### Preprocess

Before you can train a model on a dataset, it needs to be preprocessed into the expected model input format. Whether your data is text, images, or audio, they need to be converted and assembled into batches of tensors.

- Text, use a Tokenizer to convert text into a sequence of tokens, create a numerical representation of the tokens, and assemble them into tensors.
- Speech and audio, use a Feature extractor to extract sequential features from audio waveforms and convert them into tensors.
- Image inputs use a ImageProcessor to convert images into tensors.
- Multimodal inputs, use a Processor to combine a tokenizer and a feature extractor or image processor.

Before you begin, install 🤗 Datasets so you can load some datasets to experiment with:

In [None]:
pip install datasets

Get started by loading a pretrained tokenizer with the AutoTokenizer.from_pretrained() method. This downloads the vocab a model was pretrained with:

In [None]:
from transformers import AutoTokenizer

tokenizer = AutoTokenizer.from_pretrained("bert-base-cased")

Then pass your text to the tokenizer:

In [None]:
encoded_input = tokenizer("Do not meddle in the affairs of wizards, for they are subtle and quick to anger.")
print(encoded_input)

The tokenizer returns a dictionary with three important items:

- input_ids are the indices corresponding to each token in the sentence.
- attention_mask indicates whether a token should be attended to or not.
- token_type_ids identifies which sequence a token belongs to when there is more than one sequence.

Return your input by decoding the input_ids:

In [None]:
tokenizer.decode(encoded_input["input_ids"])

As you can see, the tokenizer added two special tokens - CLS and SEP (classifier and separator) - to the sentence. Not all models need special tokens, but if they do, the tokenizer automatically adds them for you.

If there are several sentences you want to preprocess, pass them as a list to the tokenizer:

In [None]:
batch_sentences = [
    "But what about second breakfast?",
    "Don't think he knows about second breakfast, Pip.",
    "What about elevensies?",
]
encoded_inputs = tokenizer(batch_sentences)
print(encoded_inputs)

#### Pad
Sentences aren’t always the same length which can be an issue because tensors, the model inputs, need to have a uniform shape. Padding is a strategy for ensuring tensors are rectangular by adding a special padding token to shorter sentences.

Set the padding parameter to True to pad the shorter sequences in the batch to match the longest sequence:

In [None]:
batch_sentences = [
    "But what about second breakfast?",
    "Don't think he knows about second breakfast, Pip.",
    "What about elevensies?",
]
encoded_input = tokenizer(batch_sentences, padding=True)
print(encoded_input)

The first and third sentences are now padded with 0’s because they are shorter.

#### Truncation

On the other end of the spectrum, sometimes a sequence may be too long for a model to handle. In this case, you’ll need to truncate the sequence to a shorter length.
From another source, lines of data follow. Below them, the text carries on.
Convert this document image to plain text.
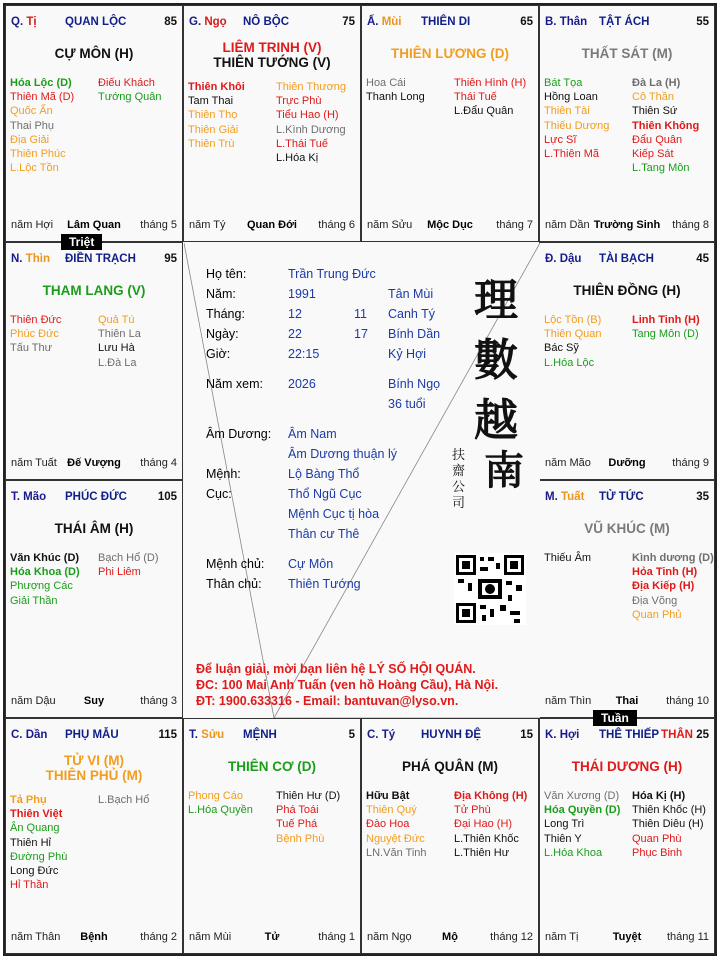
Q. Tị QUAN LỘC	85
CỰ MÔN (H)
Hóa Lộc (D)
Thiên Mã (D)
Quốc Ấn
Thai Phụ
Địa Giải
Thiên Phúc
L.Lộc Tồn
Điếu Khách
Tướng Quân
năm Hợi Lâm Quan tháng 5
G. Ngọ NÔ BỘC	75
LIÊM TRINH (V)
THIÊN TƯỚNG (V)
Thiên Khôi
Tam Thai
Thiên Thọ
Thiên Giải
Thiên Trù
Thiên Thương
Trực Phù
Tiểu Hao (H)
L.Kình Dương
L.Thái Tuế
L.Hóa Kị
năm Tý Quan Đới tháng 6
Ấ. Mùi THIÊN DI	65
THIÊN LƯƠNG (D)
Hoa Cái
Thanh Long
Thiên Hình (H)
Thái Tuế
L.Đẩu Quân
năm Sửu Mộc Dục tháng 7
B. Thân TẬT ÁCH	55
THẤT SÁT (M)
Bát Tọa
Hồng Loan
Thiên Tài
Thiếu Dương
Lực Sĩ
L.Thiên Mã
Đà La (H)
Cô Thần
Thiên Sứ
Thiên Không
Đẩu Quân
Kiếp Sát
L.Tang Môn
năm Dần Trường Sinh tháng 8
N. Thìn ĐIỀN TRẠCH 95
THAM LANG (V)
Thiên Đức
Phúc Đức
Tấu Thư
Quả Tú
Thiên La
Lưu Hà
L.Đà La
năm Tuất Đế Vượng tháng 4
T. Mão PHÚC ĐỨC	105
THÁI ÂM (H)
Văn Khúc (D)
Hóa Khoa (D)
Phượng Các
Giải Thần
Bạch Hổ (D)
Phi Liêm
năm Dậu	Suy	tháng 3
Đ. Dậu TÀI BẠCH	45
THIÊN ĐỒNG (H)
Lộc Tồn (B)
Thiên Quan
Bác Sỹ
L.Hóa Lộc
Linh Tinh (H)
Tang Môn (D)
năm Mão Dưỡng tháng 9
M. Tuất TỬ TỨC	35
VŨ KHÚC (M)
Thiếu Âm	Kình dương (D)
Hỏa Tinh (H)
Địa Kiếp (H)
Địa Võng
Quan Phủ
năm Thìn Thai	tháng 10
C. Dần PHỤ MẪU	115
TỬ VI (M)
THIÊN PHỦ (M)
Tả Phụ
Thiên Việt
Ân Quang
Thiên Hỉ
Đường Phù
Long Đức
Hỉ Thần
L.Bạch Hổ
năm Thân Bệnh	tháng 2
T. Sửu MỆNH	5
THIÊN CƠ (D)
Phong Cáo
L.Hóa Quyền
Thiên Hư (D)
Phá Toái
Tuế Phá
Bệnh Phù
năm Mùi	Tử	tháng 1
C. Tý HUYNH ĐỆ	15
PHÁ QUÂN (M)
Hữu Bật
Thiên Quý
Đào Hoa
Nguyệt Đức
LN.Văn Tinh
Địa Không (H)
Tử Phù
Đại Hao (H)
L.Thiên Khốc
L.Thiên Hư
năm Ngọ	Mộ	tháng 12
K. Hợi THÊ THIẾP	25
THÂN
THÁI DƯƠNG (H)
Văn Xương (D)
Hóa Quyền (D)
Long Trì
Thiên Y
L.Hóa Khoa
Hóa Kị (H)
Thiên Khốc (H)
Thiên Diêu (H)
Quan Phù
Phục Binh
năm Tị	Tuyệt tháng 11
Họ tên:	Trần Trung Đức
Năm:	1991	Tân Mùi
Tháng:	12	11 Canh Tý
Ngày:	22	17 Bính Dần
Giờ:	22:15	Kỷ Hợi
Năm xem: 2026	Bính Ngọ
36 tuổi
Âm Dương: Âm Nam
Âm Dương thuận lý
Mệnh:	Lộ Bàng Thổ
Cục:	Thổ Ngũ Cục
Mệnh Cục tị hòa
Thân cư Thê
Mệnh chủ: Cự Môn
Thân chủ: Thiên Tướng
理
數
越
南
扶 齋 公 司
Để luận giải, mời bạn liên hệ LÝ SỐ HỘI QUÁN.
ĐC: 100 Mai Anh Tuấn (ven hồ Hoàng Cầu), Hà Nội.
ĐT: 1900.633316 - Email: bantuvan@lyso.vn.
Triệt
Tuần
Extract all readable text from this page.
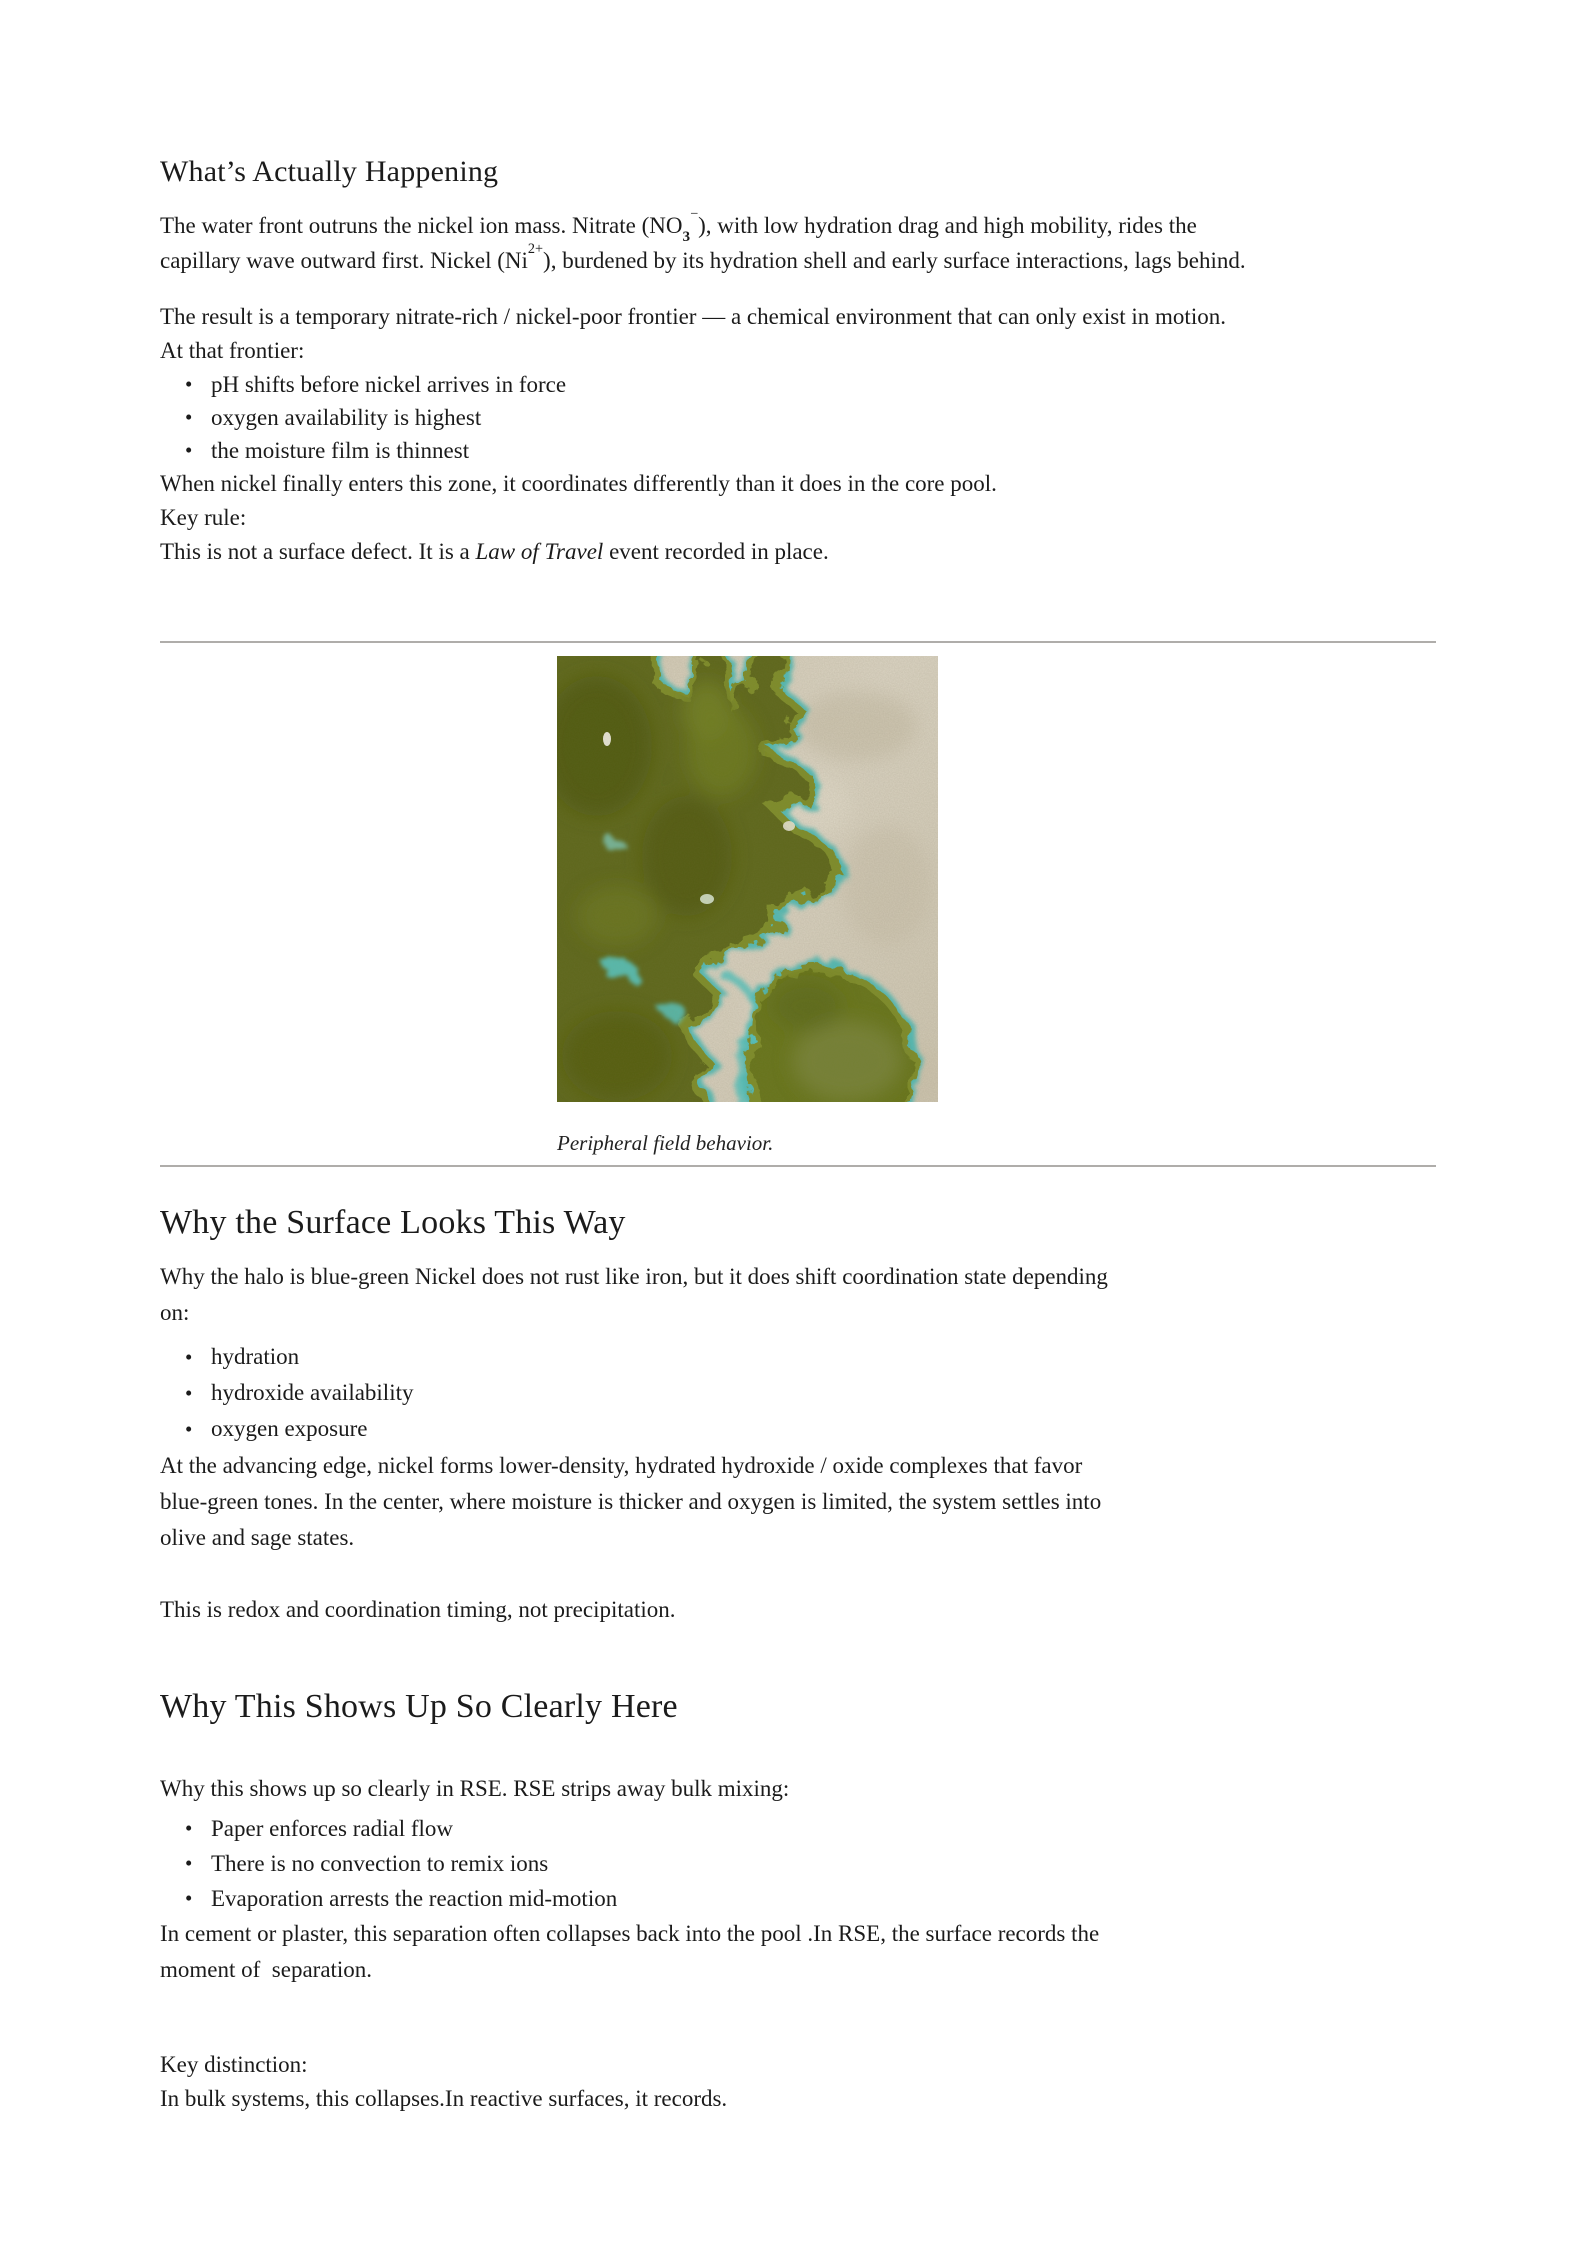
What’s Actually Happening
The water front outruns the nickel ion mass. Nitrate $(NO_3^-)$, with low hydration drag and high mobility, rides the
capillary wave outward first. Nickel $(Ni^{2+})$, burdened by its hydration shell and early surface interactions, lags behind.
The result is a temporary nitrate-rich / nickel-poor frontier — a chemical environment that can only exist in motion.
At that frontier:
• pH shifts before nickel arrives in force
• oxygen availability is highest
• the moisture film is thinnest
When nickel finally enters this zone, it coordinates differently than it does in the core pool.
Key rule:
This is not a surface defect. It is a Law of Travel event recorded in place.
Peripheral field behavior.
Why the Surface Looks This Way
Why the halo is blue-green Nickel does not rust like iron, but it does shift coordination state depending
on:
• hydration
• hydroxide availability
• oxygen exposure
At the advancing edge, nickel forms lower-density, hydrated hydroxide / oxide complexes that favor
blue-green tones. In the center, where moisture is thicker and oxygen is limited, the system settles into
olive and sage states.
This is redox and coordination timing, not precipitation.
Why This Shows Up So Clearly Here
Why this shows up so clearly in RSE. RSE strips away bulk mixing:
• Paper enforces radial flow
• There is no convection to remix ions
• Evaporation arrests the reaction mid-motion
In cement or plaster, this separation often collapses back into the pool .In RSE, the surface records the
moment of  separation.
Key distinction:
In bulk systems, this collapses.In reactive surfaces, it records.
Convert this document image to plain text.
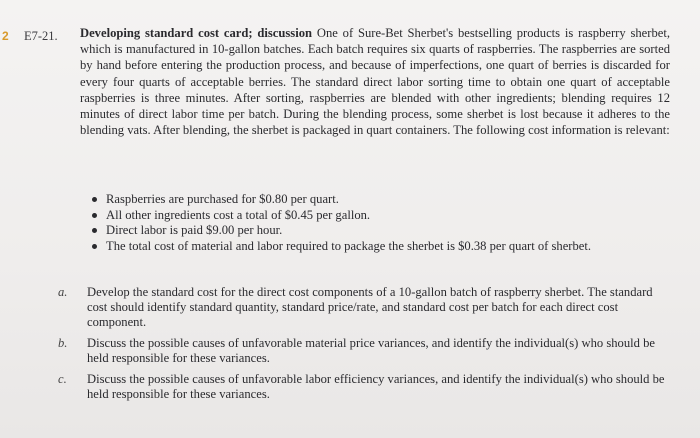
2 E7-21. Developing standard cost card; discussion One of Sure-Bet Sherbet's bestselling products is raspberry sherbet, which is manufactured in 10-gallon batches. Each batch requires six quarts of raspberries. The raspberries are sorted by hand before entering the production process, and because of imperfections, one quart of berries is discarded for every four quarts of acceptable berries. The standard direct labor sorting time to obtain one quart of acceptable raspberries is three minutes. After sorting, raspberries are blended with other ingredients; blending requires 12 minutes of direct labor time per batch. During the blending process, some sherbet is lost because it adheres to the blending vats. After blending, the sherbet is packaged in quart containers. The following cost information is relevant:
Raspberries are purchased for $0.80 per quart.
All other ingredients cost a total of $0.45 per gallon.
Direct labor is paid $9.00 per hour.
The total cost of material and labor required to package the sherbet is $0.38 per quart of sherbet.
a.	Develop the standard cost for the direct cost components of a 10-gallon batch of raspberry sherbet. The standard cost should identify standard quantity, standard price/rate, and standard cost per batch for each direct cost component.
b.	Discuss the possible causes of unfavorable material price variances, and identify the individual(s) who should be held responsible for these variances.
c.	Discuss the possible causes of unfavorable labor efficiency variances, and identify the individual(s) who should be held responsible for these variances.
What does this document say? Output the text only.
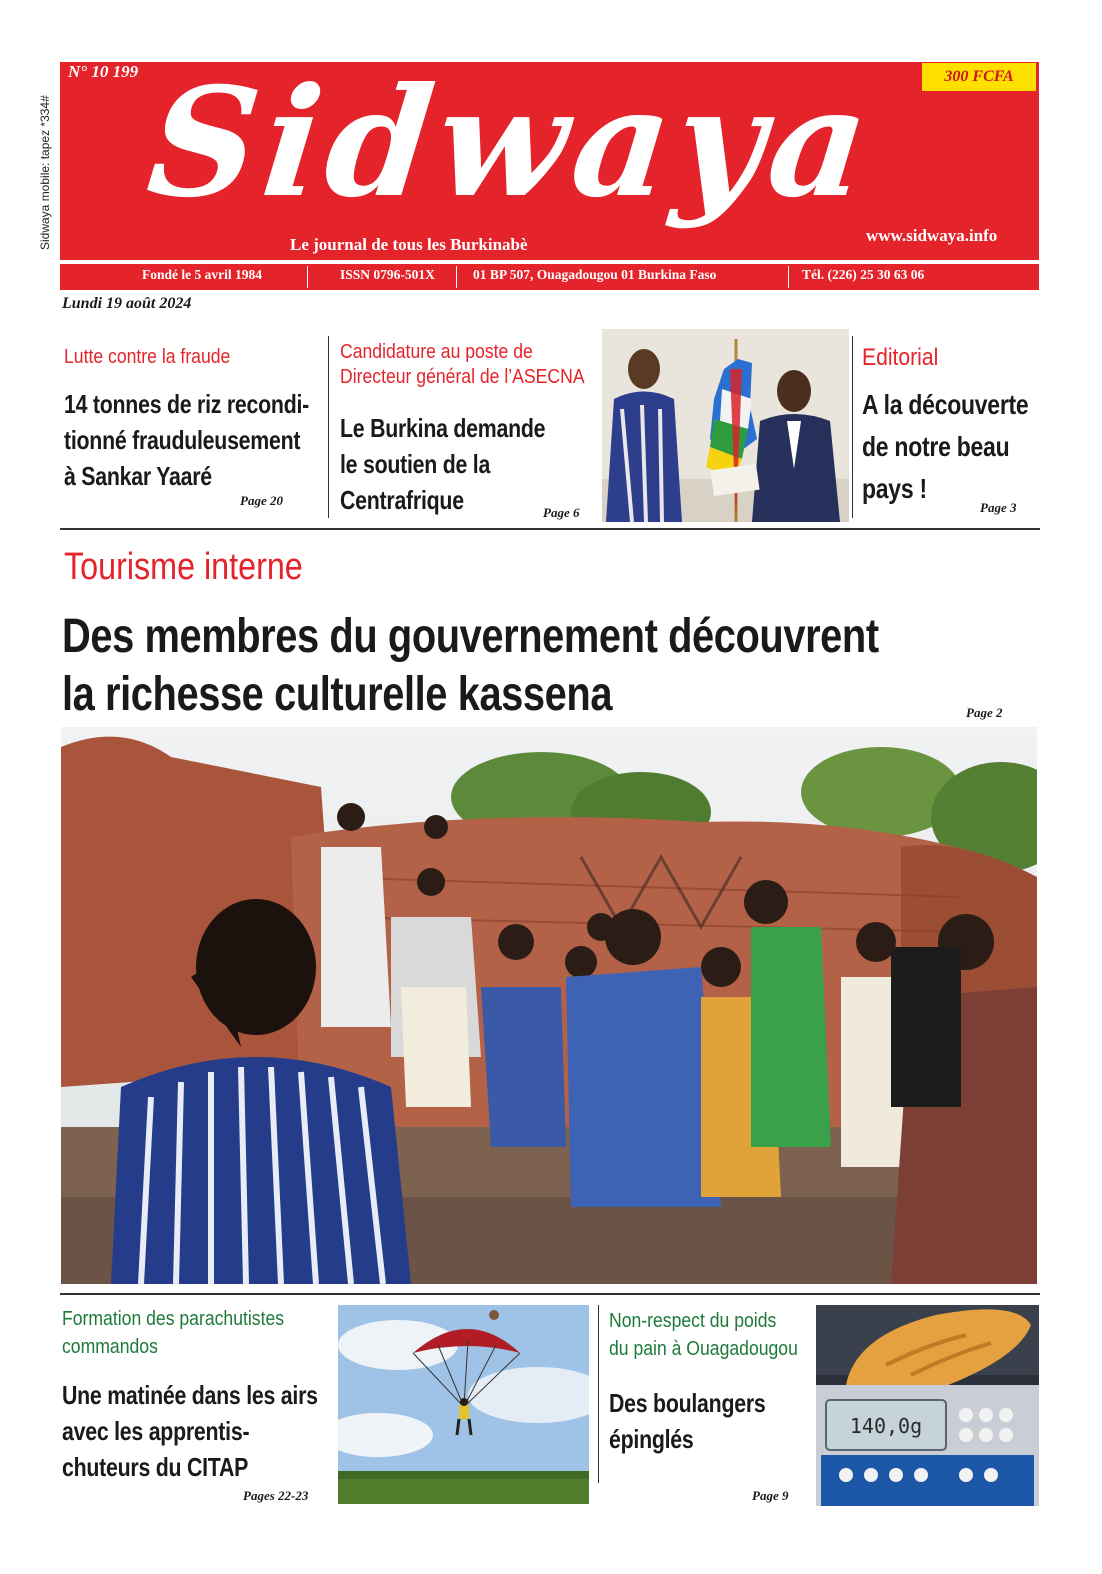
Sidwaya mobile: tapez *334#
N° 10 199	300 FCFA
Sidwaya
Le journal de tous les Burkinabè	www.sidwaya.info
Fondé le 5 avril 1984	ISSN 0796-501X	01 BP 507, Ouagadougou 01 Burkina Faso	Tél. (226) 25 30 63 06
Lundi 19 août 2024
Lutte contre la fraude
14 tonnes de riz recondi-
tionné frauduleusement
à Sankar Yaaré
Page 20
Candidature au poste de
Directeur général de l’ASECNA
Le Burkina demande
le soutien de la
Centrafrique	Page 6
Editorial
A la découverte
de notre beau
pays !
Page 3
Tourisme interne
Des membres du gouvernement découvrent
la richesse culturelle kassena	Page 2
Formation des parachutistes
commandos
Une matinée dans les airs
avec les apprentis-
chuteurs du CITAP
Pages 22-23
Non-respect du poids
du pain à Ouagadougou
Des boulangers
épinglés
Page 9
140,0g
Set the truncation parameter to True to truncate a sequence to the maximum length accepted by the model:

In [None]:
batch_sentences = [
    "But what about second breakfast?",
    "Don't think he knows about second breakfast, Pip.",
    "What about elevensies?",
]
encoded_input = tokenizer(batch_sentences, padding=True, truncation=True)
print(encoded_input)

#### Build tensors
Finally, you want the tokenizer to return the actual tensors that get fed to the model.

Set the return_tensors parameter to either pt for PyTorch, or tf for TensorFlow:

In [None]:
# PyTorch
batch_sentences = [
    "But what about second breakfast?",
    "Don't think he knows about second breakfast, Pip.",
    "What about elevensies?",
]
encoded_input = tokenizer(batch_sentences, padding=True, truncation=True, return_tensors="pt")
print(encoded_input)

In [None]:
# TensorFlow
batch_sentences = [
    "But what about second breakfast?",
    "Don't think he knows about second breakfast, Pip.",
    "What about elevensies?",
]
encoded_input = tokenizer(batch_sentences, padding=True, truncation=True, return_tensors="tf")
print(encoded_input)

#### Audio
For audio tasks, you’ll need a feature extractor to prepare your dataset for the model. The feature extractor is designed to extract features from raw audio data, and convert them into tensors.

In [None]:
from datasets import load_dataset, Audio

dataset = load_dataset("PolyAI/minds14", name="en-US", split="train")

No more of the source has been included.